La presidenta de la Cámara de Representantes de Indonesia (DPR RI), Puan Maharani, instó al gobierno a incrementar de inmediato la preparación nacional ante el aumento de la actividad volcánica del monte Anak Krakatoa en el estrecho de Sunda. Según ella, la condición del volcán, que actualmente se encuentra en Nivel III (Alerta), debe servir como una importante llamada de atención para que Indonesia continúe mejorando de manera integral y sostenible su sistema de mitigación de desastres.
Puan enfatizó que la seguridad de la ciudadanía, especialmente de quienes residen en las zonas costeras del estrecho de Sunda, debe ser la máxima prioridad. Aunque los desastres geológicos como las erupciones volcánicas no se pueden prevenir físicamente, los efectos adversos y las pérdidas humanas se pueden minimizar mediante un sistema de alerta temprana responsivo, integrado y basado en datos científicos precisos.

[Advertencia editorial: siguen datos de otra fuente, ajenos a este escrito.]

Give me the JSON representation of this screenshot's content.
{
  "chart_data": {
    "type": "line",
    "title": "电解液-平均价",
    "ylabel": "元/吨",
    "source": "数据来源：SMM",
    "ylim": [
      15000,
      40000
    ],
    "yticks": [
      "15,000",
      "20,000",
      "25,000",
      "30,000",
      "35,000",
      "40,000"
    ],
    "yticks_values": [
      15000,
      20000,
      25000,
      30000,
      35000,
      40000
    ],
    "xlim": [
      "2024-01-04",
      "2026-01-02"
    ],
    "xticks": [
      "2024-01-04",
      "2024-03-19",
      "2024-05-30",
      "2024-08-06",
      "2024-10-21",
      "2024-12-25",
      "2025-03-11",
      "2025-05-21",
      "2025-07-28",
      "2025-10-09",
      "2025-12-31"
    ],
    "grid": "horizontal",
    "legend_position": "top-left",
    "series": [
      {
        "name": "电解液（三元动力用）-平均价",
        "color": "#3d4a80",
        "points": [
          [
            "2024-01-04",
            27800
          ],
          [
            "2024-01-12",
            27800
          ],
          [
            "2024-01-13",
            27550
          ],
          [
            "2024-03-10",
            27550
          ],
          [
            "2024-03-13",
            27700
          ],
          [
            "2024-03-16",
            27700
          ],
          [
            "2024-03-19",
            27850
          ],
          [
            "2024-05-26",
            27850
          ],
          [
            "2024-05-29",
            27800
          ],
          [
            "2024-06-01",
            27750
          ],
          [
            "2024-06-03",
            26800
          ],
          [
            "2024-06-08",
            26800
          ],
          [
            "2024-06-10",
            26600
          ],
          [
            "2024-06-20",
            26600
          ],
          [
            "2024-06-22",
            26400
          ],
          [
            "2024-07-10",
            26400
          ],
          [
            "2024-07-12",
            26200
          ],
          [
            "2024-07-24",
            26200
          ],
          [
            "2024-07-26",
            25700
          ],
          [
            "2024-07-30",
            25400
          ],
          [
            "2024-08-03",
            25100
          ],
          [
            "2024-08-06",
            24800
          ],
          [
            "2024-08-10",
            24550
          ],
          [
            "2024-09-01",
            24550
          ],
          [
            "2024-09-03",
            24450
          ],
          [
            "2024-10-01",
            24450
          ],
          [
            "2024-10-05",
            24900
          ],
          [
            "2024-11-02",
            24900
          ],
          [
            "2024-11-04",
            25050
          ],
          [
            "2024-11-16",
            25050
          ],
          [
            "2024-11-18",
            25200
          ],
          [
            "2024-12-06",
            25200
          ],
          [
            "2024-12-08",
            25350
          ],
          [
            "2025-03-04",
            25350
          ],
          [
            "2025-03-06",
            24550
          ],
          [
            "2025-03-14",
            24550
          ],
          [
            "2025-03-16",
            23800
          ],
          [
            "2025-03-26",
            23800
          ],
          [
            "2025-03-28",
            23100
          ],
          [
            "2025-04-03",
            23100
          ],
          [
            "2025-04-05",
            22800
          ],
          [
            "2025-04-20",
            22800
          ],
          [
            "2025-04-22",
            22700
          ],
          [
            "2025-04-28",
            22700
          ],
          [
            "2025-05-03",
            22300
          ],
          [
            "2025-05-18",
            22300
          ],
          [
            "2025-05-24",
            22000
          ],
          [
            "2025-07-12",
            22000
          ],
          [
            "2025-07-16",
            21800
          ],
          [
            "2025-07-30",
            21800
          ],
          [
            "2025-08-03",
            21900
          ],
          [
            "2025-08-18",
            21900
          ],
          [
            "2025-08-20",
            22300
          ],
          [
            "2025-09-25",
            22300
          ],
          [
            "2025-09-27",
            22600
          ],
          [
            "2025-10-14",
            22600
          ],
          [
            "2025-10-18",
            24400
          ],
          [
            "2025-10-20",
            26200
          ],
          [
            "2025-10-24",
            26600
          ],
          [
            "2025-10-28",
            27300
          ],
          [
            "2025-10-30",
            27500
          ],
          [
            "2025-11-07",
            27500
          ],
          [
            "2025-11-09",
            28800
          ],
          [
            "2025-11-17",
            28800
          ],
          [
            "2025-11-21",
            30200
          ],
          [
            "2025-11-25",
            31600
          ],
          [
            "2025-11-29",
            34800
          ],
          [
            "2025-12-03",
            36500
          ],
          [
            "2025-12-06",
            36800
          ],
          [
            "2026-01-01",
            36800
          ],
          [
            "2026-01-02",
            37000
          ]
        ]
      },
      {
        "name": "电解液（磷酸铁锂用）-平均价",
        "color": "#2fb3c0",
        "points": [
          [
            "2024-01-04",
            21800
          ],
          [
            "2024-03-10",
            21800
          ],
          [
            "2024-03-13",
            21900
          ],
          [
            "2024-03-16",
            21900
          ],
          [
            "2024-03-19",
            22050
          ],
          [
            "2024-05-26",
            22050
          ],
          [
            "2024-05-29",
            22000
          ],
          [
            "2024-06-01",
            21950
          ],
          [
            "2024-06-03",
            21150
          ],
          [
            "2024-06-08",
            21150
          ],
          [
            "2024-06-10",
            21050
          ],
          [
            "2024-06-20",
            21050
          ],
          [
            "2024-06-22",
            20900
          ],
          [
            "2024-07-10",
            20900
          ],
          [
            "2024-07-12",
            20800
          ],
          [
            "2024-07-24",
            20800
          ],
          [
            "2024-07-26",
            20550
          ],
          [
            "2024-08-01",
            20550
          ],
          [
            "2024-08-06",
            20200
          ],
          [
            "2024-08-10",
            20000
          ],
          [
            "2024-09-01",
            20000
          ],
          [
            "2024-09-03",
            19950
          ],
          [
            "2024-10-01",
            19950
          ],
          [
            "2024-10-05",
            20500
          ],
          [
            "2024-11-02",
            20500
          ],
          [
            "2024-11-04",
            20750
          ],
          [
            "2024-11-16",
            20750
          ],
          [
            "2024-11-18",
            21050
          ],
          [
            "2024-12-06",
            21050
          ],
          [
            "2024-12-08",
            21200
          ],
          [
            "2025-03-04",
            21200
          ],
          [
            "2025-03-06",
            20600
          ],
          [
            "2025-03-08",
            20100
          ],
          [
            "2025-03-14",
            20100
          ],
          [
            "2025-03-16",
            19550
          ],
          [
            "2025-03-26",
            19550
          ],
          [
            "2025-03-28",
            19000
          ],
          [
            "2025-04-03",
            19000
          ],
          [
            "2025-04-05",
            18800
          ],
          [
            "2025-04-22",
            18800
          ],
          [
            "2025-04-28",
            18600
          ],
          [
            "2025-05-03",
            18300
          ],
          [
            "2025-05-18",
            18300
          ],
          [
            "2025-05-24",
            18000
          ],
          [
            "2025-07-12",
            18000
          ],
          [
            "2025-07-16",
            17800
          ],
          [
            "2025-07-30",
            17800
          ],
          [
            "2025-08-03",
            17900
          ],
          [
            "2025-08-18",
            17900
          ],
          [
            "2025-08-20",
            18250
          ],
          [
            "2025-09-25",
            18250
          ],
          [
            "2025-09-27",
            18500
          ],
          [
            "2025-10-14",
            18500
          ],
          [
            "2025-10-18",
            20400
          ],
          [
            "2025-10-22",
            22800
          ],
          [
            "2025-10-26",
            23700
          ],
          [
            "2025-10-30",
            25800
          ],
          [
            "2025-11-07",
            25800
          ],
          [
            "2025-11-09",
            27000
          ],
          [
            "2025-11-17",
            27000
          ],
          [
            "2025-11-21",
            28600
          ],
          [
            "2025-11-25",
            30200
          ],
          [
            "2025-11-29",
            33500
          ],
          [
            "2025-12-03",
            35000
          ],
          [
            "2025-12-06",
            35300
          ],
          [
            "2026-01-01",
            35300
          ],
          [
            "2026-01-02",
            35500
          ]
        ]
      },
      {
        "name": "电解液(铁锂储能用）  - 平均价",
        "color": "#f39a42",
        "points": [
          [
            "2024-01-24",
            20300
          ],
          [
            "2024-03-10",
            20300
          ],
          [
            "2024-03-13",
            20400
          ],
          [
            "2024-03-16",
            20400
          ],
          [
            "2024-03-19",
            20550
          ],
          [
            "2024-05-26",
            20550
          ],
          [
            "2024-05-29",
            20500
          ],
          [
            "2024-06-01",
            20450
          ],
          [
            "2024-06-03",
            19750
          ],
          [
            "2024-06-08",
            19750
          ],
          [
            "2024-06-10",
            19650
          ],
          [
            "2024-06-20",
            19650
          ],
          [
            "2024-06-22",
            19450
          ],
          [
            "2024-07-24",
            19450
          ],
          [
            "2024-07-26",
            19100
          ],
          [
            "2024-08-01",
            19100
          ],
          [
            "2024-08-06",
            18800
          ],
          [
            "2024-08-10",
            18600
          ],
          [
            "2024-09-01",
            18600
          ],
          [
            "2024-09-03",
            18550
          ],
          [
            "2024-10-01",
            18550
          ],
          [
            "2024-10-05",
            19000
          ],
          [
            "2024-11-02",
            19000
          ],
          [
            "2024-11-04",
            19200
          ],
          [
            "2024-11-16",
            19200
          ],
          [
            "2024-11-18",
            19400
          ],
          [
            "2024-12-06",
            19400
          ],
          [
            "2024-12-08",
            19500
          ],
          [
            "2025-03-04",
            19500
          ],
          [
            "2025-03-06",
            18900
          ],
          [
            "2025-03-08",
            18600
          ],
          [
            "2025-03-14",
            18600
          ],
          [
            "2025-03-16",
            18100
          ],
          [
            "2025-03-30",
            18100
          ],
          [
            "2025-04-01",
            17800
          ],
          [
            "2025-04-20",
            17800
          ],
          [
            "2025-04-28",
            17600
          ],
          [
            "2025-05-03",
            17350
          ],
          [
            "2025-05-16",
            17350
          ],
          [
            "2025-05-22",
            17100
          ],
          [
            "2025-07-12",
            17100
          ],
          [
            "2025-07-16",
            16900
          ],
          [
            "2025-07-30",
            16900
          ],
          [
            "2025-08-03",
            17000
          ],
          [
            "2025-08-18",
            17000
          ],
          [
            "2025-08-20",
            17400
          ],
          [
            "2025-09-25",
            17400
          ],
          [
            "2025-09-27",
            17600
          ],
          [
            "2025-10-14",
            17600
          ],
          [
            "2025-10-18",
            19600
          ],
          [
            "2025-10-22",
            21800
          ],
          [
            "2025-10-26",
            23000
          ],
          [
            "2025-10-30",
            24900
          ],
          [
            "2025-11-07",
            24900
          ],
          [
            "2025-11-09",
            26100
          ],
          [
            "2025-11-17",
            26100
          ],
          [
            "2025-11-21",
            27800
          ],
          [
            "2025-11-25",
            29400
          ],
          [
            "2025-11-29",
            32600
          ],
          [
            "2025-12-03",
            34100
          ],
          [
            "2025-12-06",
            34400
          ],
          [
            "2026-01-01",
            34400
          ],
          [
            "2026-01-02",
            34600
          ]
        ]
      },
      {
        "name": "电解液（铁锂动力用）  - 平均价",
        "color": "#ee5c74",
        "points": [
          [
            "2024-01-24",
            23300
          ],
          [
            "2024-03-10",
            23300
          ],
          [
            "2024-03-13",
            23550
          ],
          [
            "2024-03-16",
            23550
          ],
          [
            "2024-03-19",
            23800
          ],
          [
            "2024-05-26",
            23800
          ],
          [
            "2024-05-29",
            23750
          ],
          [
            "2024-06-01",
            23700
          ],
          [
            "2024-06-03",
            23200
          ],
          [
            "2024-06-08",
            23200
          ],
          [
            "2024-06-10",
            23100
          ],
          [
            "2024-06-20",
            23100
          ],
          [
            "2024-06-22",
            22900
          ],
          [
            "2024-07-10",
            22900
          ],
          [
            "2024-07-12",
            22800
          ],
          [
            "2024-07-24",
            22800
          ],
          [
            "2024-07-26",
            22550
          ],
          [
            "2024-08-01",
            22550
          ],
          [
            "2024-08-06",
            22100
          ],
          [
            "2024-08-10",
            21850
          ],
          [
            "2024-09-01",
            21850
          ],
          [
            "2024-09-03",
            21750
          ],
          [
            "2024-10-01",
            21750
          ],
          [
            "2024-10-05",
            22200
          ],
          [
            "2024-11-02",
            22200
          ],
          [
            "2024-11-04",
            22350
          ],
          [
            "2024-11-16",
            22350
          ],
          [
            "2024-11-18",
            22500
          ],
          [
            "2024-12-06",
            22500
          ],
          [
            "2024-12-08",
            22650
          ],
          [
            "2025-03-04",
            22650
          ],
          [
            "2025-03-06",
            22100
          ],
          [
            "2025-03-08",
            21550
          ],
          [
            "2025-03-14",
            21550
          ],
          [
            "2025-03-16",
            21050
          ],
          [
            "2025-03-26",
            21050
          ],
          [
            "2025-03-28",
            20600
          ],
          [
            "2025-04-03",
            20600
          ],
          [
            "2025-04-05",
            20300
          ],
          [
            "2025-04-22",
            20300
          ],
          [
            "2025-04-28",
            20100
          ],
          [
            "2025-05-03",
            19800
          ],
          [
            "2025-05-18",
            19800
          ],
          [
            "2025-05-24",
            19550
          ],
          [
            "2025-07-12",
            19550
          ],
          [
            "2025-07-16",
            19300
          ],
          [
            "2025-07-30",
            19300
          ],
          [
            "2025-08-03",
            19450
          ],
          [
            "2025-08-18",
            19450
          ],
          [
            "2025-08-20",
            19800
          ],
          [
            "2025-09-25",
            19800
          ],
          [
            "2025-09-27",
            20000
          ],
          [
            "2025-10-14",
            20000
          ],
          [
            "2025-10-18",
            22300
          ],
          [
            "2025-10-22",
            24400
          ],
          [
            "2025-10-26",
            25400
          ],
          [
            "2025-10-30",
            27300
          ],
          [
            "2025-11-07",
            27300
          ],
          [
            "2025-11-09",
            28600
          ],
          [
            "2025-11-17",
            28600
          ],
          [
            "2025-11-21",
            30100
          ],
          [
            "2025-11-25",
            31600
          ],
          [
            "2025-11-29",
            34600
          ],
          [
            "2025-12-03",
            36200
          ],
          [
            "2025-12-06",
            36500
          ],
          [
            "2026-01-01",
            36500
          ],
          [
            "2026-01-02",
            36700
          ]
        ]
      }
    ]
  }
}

La exministra coordinadora de Desarrollo Humano y Cultura también alentó al gobierno a aprovechar este momento para evaluar la efectividad de las rutas de evacuación y la preparación logística en áreas vulnerables. Se considera que las evaluaciones periódicas son esenciales para garantizar que la coordinación entre ministerios y agencias, como BMKG, PVMBG y BNPB, funcione sin contratiempos ni trabas burocráticas en situaciones de emergencia.
Además, Puan destacó la importancia de una difusión de información rápida, válida y centralizada para evitar el pánico público o la propagación de noticias falsas (bulos). Se debe garantizar que la información actualizada sobre la actividad volcánica llegue hasta los pescadores y navegantes del estrecho de Sunda para garantizar su seguridad.
Por último, Puan se comprometió a que la DPR RI continuará supervisando la ejecución del programa de fortalecimiento de la mitigación de desastres, desde la modernización de los equipos de detección temprana hasta la educación en materia de desastres para las comunidades locales. Se espera que este paso ayude a calmar las preocupaciones del público, aún traumatizado por el tsunami del estrecho de Sunda en 2018.